When I was first inspired to pick up a saxophone and learn to play music, my teacher established very specific Rules for playing music. “Learn your scales. Use your metronome. Practice daily. Strengthen your embouchure.” It was a long list and crucial if I ever wanted to be a competent saxophone player.
It was the same when I joined my first concert band. The conductor would choose the tunes and we would practice them over and over again. Each song had specific Rules that were followed. Over time, I found I could play this music ‘mindlessly’; meaning I didn’t need to think very much,
just follow the Rules. But each time we played a concert the music was the same. After the second or third concert, it became pretty boring.
On a grander scale, the same dependency on Rules can be seen in most case studies written about the demise of major brands such as Blockbuster, Kodak or Pan Am. Their Rules prevented such firms from realizing risks they faced until it was much too late. Inspired leadership was missing, collaborative behavior was replaced with ‘CYA (cover your ass) Syndrome’ and innovation was all but ignored, or implemented too late.
Had these firms thought like jazz musicians, who knows what would have happened?
It was jazz music that ‘saved’ me when I first realized the Rules had to be broken to make jazz
refreshingly different each time you played the tune. Imagine doing that in the workplace!
Famed jazz musician, Herbie Hancock, shares a similar story about adapting to the unknown, during his early days as a young pianist in Miles Davis’ second great combo. Herbie remembers the time he played the wrong chord during one performance and was mortified. He quickly discovered that Miles embraced the error by taking the solo in a completely different direction and created a different interpretation of the song.
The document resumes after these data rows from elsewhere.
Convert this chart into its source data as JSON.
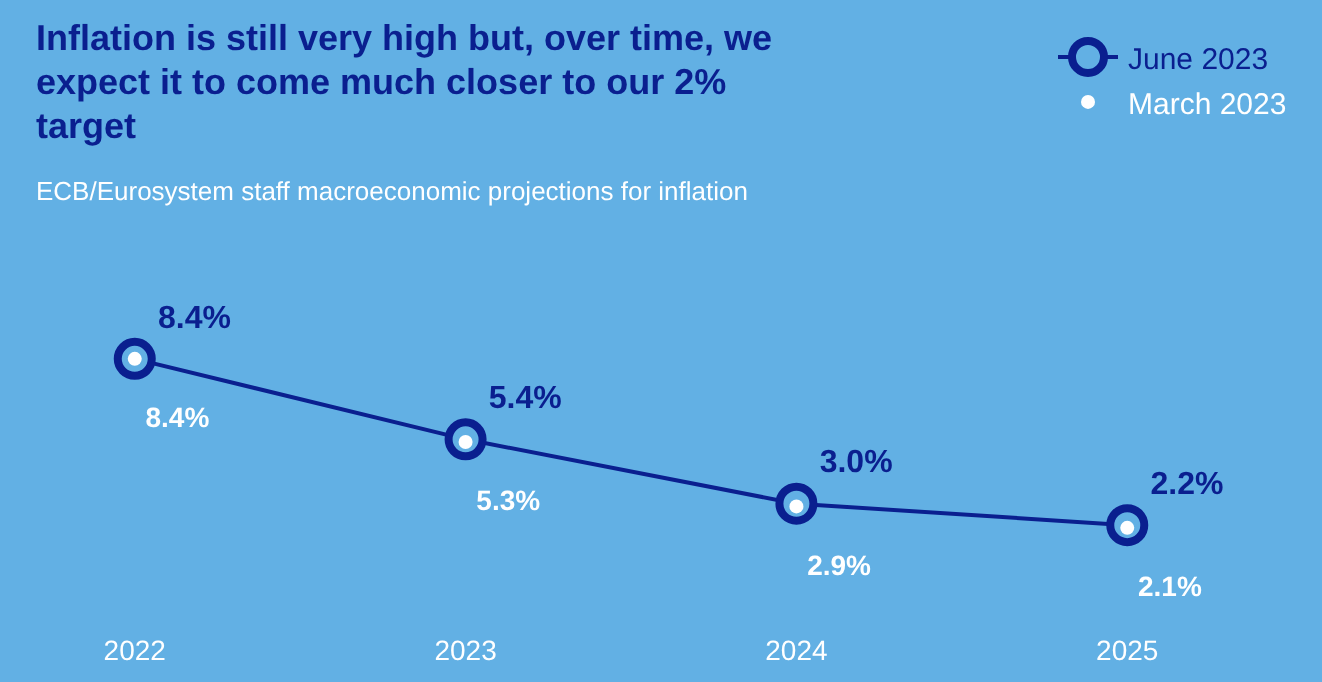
{
  "chart_data": {
    "type": "line",
    "title": "Inflation is still very high but, over time, we expect it to come much closer to our 2% target",
    "subtitle": "ECB/Eurosystem staff macroeconomic projections for inflation",
    "categories": [
      "2022",
      "2023",
      "2024",
      "2025"
    ],
    "series": [
      {
        "name": "June 2023",
        "color": "#0a1f8f",
        "values": [
          8.4,
          5.4,
          3.0,
          2.2
        ],
        "value_labels": [
          "8.4%",
          "5.4%",
          "3.0%",
          "2.2%"
        ],
        "marker": "circle"
      },
      {
        "name": "March 2023",
        "type": "scatter",
        "color": "#ffffff",
        "values": [
          8.4,
          5.3,
          2.9,
          2.1
        ],
        "value_labels": [
          "8.4%",
          "5.3%",
          "2.9%",
          "2.1%"
        ],
        "marker": "circle"
      }
    ],
    "legend": "top right",
    "grid": false,
    "tick_labels": "x"
  }
}
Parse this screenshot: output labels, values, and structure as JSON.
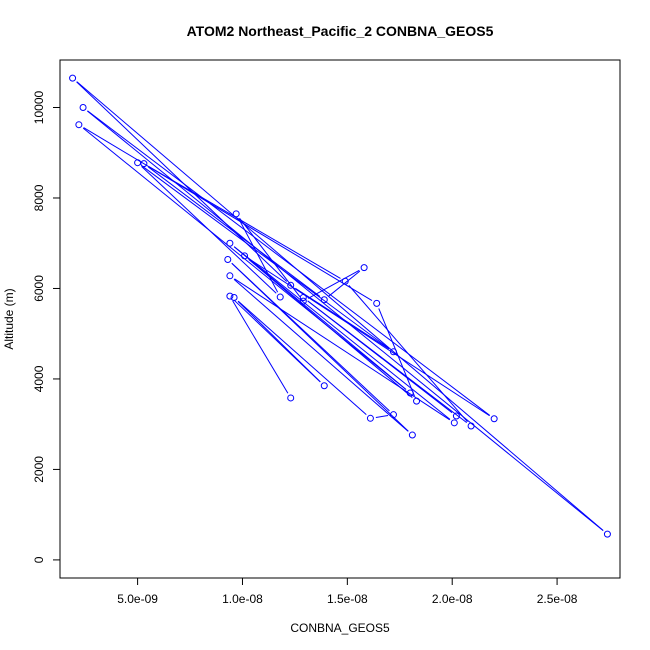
{
  "chart_data": {
    "type": "line",
    "title": "ATOM2 Northeast_Pacific_2 CONBNA_GEOS5",
    "xlabel": "CONBNA_GEOS5",
    "ylabel": "Altitude (m)",
    "xlim": [
      1.3e-09,
      2.8e-08
    ],
    "ylim": [
      -400,
      11050
    ],
    "x_ticks": [
      5e-09,
      1e-08,
      1.5e-08,
      2e-08,
      2.5e-08
    ],
    "x_tick_labels": [
      "5.0e-09",
      "1.0e-08",
      "1.5e-08",
      "2.0e-08",
      "2.5e-08"
    ],
    "y_ticks": [
      0,
      2000,
      4000,
      6000,
      8000,
      10000
    ],
    "y_tick_labels": [
      "0",
      "2000",
      "4000",
      "6000",
      "8000",
      "10000"
    ],
    "grid": false,
    "legend": "none",
    "series": [
      {
        "color": "#0000ff",
        "marker": "open-circle",
        "points": [
          {
            "x": 1.23e-08,
            "y": 3580
          },
          {
            "x": 9.4e-09,
            "y": 5830
          },
          {
            "x": 1.39e-08,
            "y": 3850
          },
          {
            "x": 9.6e-09,
            "y": 5800
          },
          {
            "x": 1.61e-08,
            "y": 3130
          },
          {
            "x": 1.72e-08,
            "y": 3210
          },
          {
            "x": 9.3e-09,
            "y": 6640
          },
          {
            "x": 1.81e-08,
            "y": 2760
          },
          {
            "x": 9.4e-09,
            "y": 6280
          },
          {
            "x": 2.01e-08,
            "y": 3030
          },
          {
            "x": 9.4e-09,
            "y": 7000
          },
          {
            "x": 1.8e-08,
            "y": 3690
          },
          {
            "x": 2.2e-09,
            "y": 9620
          },
          {
            "x": 1.64e-08,
            "y": 5670
          },
          {
            "x": 1.83e-08,
            "y": 3510
          },
          {
            "x": 1.01e-08,
            "y": 6720
          },
          {
            "x": 2.2e-08,
            "y": 3120
          },
          {
            "x": 2.4e-09,
            "y": 10000
          },
          {
            "x": 2.74e-08,
            "y": 570
          },
          {
            "x": 1.9e-09,
            "y": 10650
          },
          {
            "x": 1.23e-08,
            "y": 6070
          },
          {
            "x": 1.72e-08,
            "y": 4600
          },
          {
            "x": 5e-09,
            "y": 8780
          },
          {
            "x": 1.18e-08,
            "y": 5810
          },
          {
            "x": 9.7e-09,
            "y": 7650
          },
          {
            "x": 1.29e-08,
            "y": 5720
          },
          {
            "x": 1.58e-08,
            "y": 6460
          },
          {
            "x": 1.39e-08,
            "y": 5750
          },
          {
            "x": 5.3e-09,
            "y": 8760
          },
          {
            "x": 1.49e-08,
            "y": 6160
          },
          {
            "x": 2.09e-08,
            "y": 2960
          },
          {
            "x": 1.29e-08,
            "y": 5800
          },
          {
            "x": 2.02e-08,
            "y": 3180
          }
        ]
      }
    ]
  }
}
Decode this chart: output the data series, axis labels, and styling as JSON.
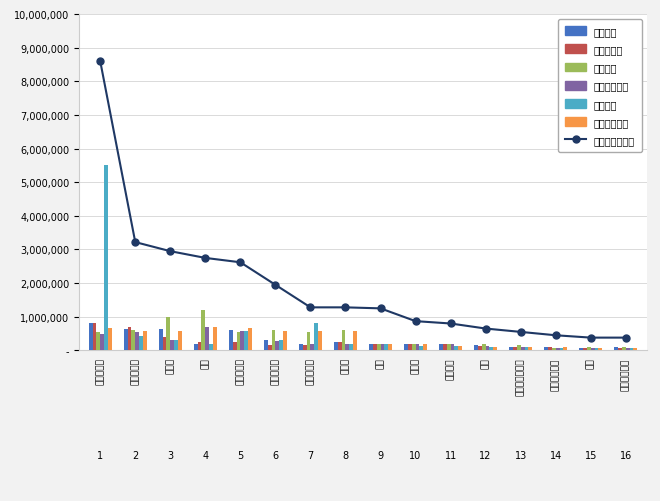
{
  "categories": [
    "웅진코웨이",
    "경동나비엔",
    "원스스",
    "하츠",
    "위니아드림",
    "신일일산업",
    "쿠쿠홈시스",
    "파세코",
    "오텍",
    "자이글",
    "유진로봇",
    "부방",
    "도래이첨단소재",
    "엔바이오니아",
    "행사",
    "한드로그린목"
  ],
  "x_labels": [
    "1",
    "2",
    "3",
    "4",
    "5",
    "6",
    "7",
    "8",
    "9",
    "10",
    "11",
    "12",
    "13",
    "14",
    "15",
    "16"
  ],
  "brand_reputation": [
    8600000,
    3220000,
    2950000,
    2750000,
    2620000,
    1950000,
    1280000,
    1280000,
    1250000,
    870000,
    800000,
    650000,
    550000,
    450000,
    380000,
    380000
  ],
  "participation": [
    800000,
    650000,
    650000,
    200000,
    600000,
    300000,
    200000,
    250000,
    200000,
    200000,
    200000,
    150000,
    100000,
    100000,
    80000,
    100000
  ],
  "media": [
    800000,
    700000,
    400000,
    250000,
    250000,
    150000,
    150000,
    250000,
    200000,
    200000,
    180000,
    120000,
    100000,
    100000,
    80000,
    80000
  ],
  "communication": [
    550000,
    600000,
    1000000,
    1200000,
    550000,
    600000,
    550000,
    600000,
    200000,
    200000,
    180000,
    200000,
    150000,
    80000,
    100000,
    100000
  ],
  "community": [
    500000,
    550000,
    300000,
    700000,
    580000,
    280000,
    200000,
    180000,
    200000,
    180000,
    180000,
    130000,
    100000,
    70000,
    70000,
    70000
  ],
  "market": [
    5500000,
    430000,
    320000,
    180000,
    580000,
    320000,
    800000,
    180000,
    180000,
    130000,
    130000,
    90000,
    90000,
    70000,
    70000,
    70000
  ],
  "social": [
    680000,
    580000,
    580000,
    700000,
    680000,
    580000,
    580000,
    580000,
    180000,
    180000,
    130000,
    90000,
    90000,
    90000,
    70000,
    70000
  ],
  "bar_colors": {
    "participation": "#4472C4",
    "media": "#C0504D",
    "communication": "#9BBB59",
    "community": "#8064A2",
    "market": "#4BACC6",
    "social": "#F79646"
  },
  "line_color": "#1F3864",
  "background_color": "#F2F2F2",
  "plot_bg": "#FFFFFF",
  "ylim": [
    0,
    10000000
  ],
  "yticks": [
    0,
    1000000,
    2000000,
    3000000,
    4000000,
    5000000,
    6000000,
    7000000,
    8000000,
    9000000,
    10000000
  ],
  "ytick_labels": [
    "-",
    "1,000,000",
    "2,000,000",
    "3,000,000",
    "4,000,000",
    "5,000,000",
    "6,000,000",
    "7,000,000",
    "8,000,000",
    "9,000,000",
    "10,000,000"
  ],
  "legend_labels": [
    "참여지수",
    "미디어지수",
    "소통지수",
    "커뮤니티지수",
    "시장지수",
    "사회공헌지수",
    "브랜드평판지수"
  ]
}
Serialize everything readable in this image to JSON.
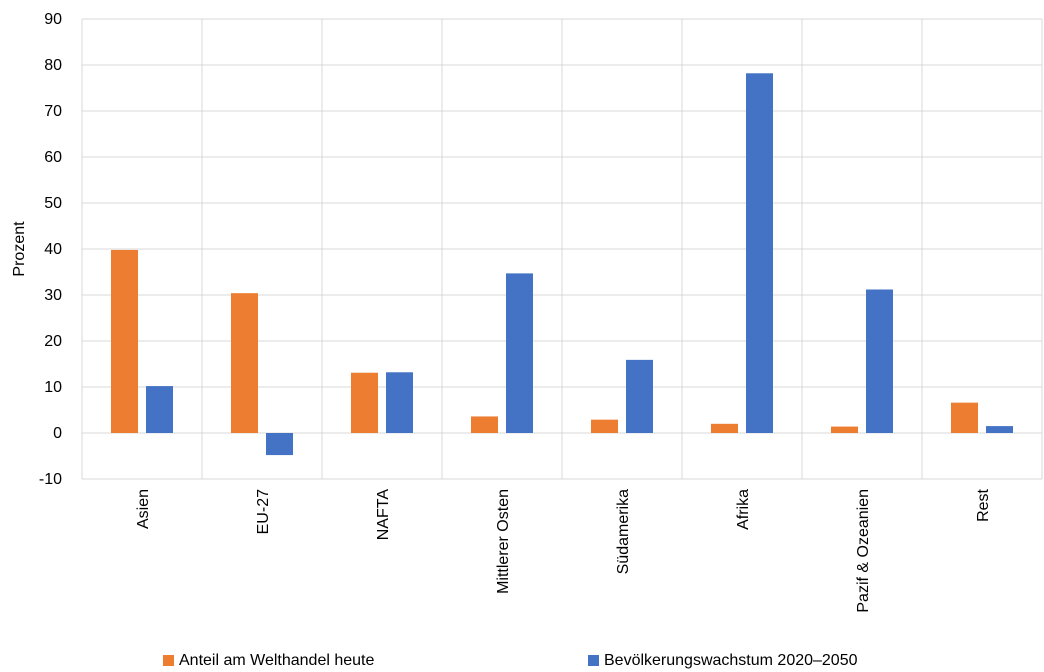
{
  "chart_data": {
    "type": "bar",
    "title": "",
    "xlabel": "",
    "ylabel": "Prozent",
    "ylim": [
      -10,
      90
    ],
    "yticks": [
      -10,
      0,
      10,
      20,
      30,
      40,
      50,
      60,
      70,
      80,
      90
    ],
    "grid": true,
    "legend_position": "bottom",
    "categories": [
      "Asien",
      "EU-27",
      "NAFTA",
      "Mittlerer Osten",
      "Südamerika",
      "Afrika",
      "Pazif & Ozeanien",
      "Rest"
    ],
    "series": [
      {
        "name": "Anteil am Welthandel heute",
        "color": "#ED7D31",
        "values": [
          39.8,
          30.4,
          13.1,
          3.6,
          2.9,
          2.0,
          1.4,
          6.6
        ]
      },
      {
        "name": "Bevölkerungswachstum 2020–2050",
        "color": "#4472C4",
        "values": [
          10.2,
          -4.8,
          13.2,
          34.7,
          15.9,
          78.2,
          31.2,
          1.5
        ]
      }
    ]
  }
}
That story illustrates so well what can happen if you break a Rule. Greater innovation, effective collaboration and insightful leadership.
With today’s pace of digital change, that’s what you need!
Breaking the Rules doesn’t mean there are no Rules - you create the right ones! The right Rules are designed to foster collaboration, innovation and leadership practices that embrace constant change. Just like in jazz music. The same tune may be played differently each time - but there are still Rules.